Purpose: To assess the feasibility and safety of using cooled-tip electrodes to increase the volume of coagulation necrosis obtained or reduce the number of treatment sessions necessary with percutaneous tumor radio-frequency (RF) ablation.
Materials and methods: Twenty-nine patients with 44 hepatic metastases (1.3-5.1 cm diameter) from colorectal (n = 22), gastric (n = 5), pancreatic (n = 1), or breast (n = 1) carcinoma were treated with RF ablation using cooled-tip, 18-gauge electrodes with 2-3 cm tip exposure. Each tumor was treated in one or two treatment sessions.
Results: Technical success, ablation of all visualized tumor, was achieved in 40 (91%) metastases. Findings at computed tomography (CT) and magnetic resonance (MR) imaging performed 3-6 months after treatment confirmed complete necrosis of the entire metastasis in 66%. Disease-free survival was 50% at 12 months and 33% at 18 months, with localized progression of disease in 34% of treated lesions.
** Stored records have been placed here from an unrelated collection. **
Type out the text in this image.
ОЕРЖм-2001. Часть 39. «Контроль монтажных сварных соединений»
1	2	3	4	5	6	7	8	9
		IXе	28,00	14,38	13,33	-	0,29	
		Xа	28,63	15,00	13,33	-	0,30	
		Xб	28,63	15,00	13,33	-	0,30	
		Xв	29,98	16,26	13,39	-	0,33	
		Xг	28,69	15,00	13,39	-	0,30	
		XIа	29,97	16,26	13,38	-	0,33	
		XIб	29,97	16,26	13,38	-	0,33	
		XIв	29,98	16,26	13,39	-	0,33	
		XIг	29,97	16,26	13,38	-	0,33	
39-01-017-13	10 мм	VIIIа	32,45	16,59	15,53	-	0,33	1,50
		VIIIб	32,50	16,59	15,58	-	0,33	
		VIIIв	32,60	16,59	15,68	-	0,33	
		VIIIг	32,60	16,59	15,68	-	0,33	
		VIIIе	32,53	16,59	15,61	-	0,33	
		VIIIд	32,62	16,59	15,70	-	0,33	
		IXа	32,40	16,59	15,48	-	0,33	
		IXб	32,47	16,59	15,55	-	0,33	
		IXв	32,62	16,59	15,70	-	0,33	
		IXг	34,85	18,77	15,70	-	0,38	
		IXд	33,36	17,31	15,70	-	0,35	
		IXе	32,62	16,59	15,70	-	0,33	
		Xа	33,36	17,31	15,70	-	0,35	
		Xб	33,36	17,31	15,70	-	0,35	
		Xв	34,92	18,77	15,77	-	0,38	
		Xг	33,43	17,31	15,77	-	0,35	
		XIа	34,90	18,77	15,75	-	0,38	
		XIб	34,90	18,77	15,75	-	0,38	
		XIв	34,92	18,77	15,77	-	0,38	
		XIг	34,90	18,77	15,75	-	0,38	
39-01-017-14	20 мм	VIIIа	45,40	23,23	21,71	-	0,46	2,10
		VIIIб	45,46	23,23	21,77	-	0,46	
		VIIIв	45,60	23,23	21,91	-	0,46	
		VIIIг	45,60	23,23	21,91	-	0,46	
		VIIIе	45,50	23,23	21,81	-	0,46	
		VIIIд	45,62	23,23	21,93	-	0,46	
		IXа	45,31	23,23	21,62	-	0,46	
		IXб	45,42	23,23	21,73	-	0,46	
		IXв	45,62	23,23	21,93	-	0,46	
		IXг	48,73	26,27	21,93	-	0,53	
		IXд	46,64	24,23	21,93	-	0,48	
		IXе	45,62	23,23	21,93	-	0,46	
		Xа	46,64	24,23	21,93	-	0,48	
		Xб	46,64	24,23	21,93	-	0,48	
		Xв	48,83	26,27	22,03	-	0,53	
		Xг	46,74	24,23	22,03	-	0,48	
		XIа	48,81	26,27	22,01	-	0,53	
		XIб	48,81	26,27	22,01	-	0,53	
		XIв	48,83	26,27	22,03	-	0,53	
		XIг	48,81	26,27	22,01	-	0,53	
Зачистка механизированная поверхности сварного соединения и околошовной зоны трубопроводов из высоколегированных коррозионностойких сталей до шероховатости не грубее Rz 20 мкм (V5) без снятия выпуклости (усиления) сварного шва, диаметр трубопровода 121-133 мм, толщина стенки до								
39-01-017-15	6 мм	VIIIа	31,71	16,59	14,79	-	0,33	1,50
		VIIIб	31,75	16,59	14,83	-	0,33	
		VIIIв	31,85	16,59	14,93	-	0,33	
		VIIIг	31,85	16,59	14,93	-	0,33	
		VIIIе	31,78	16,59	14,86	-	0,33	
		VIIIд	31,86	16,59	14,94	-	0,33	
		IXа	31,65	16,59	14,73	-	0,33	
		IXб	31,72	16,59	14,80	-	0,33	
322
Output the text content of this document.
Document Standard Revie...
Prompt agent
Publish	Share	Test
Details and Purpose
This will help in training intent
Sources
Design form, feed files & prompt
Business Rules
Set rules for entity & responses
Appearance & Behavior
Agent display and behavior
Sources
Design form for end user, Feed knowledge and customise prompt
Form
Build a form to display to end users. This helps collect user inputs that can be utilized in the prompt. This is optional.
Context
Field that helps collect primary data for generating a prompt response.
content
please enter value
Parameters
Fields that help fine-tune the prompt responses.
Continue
Overall survival was 100%, 94%, and 89% at 6, 12, and 18 months, respectively. Only one complication, self-limited hemorrhage, was seen.
Conclusion: Use of cooled-tip electrodes was a safe and feasible adjunct for tumor RF ablation therapy that produced larger volumes of coagulation necrosis with fewer electrode insertions than is produced with other RF ablation techniques.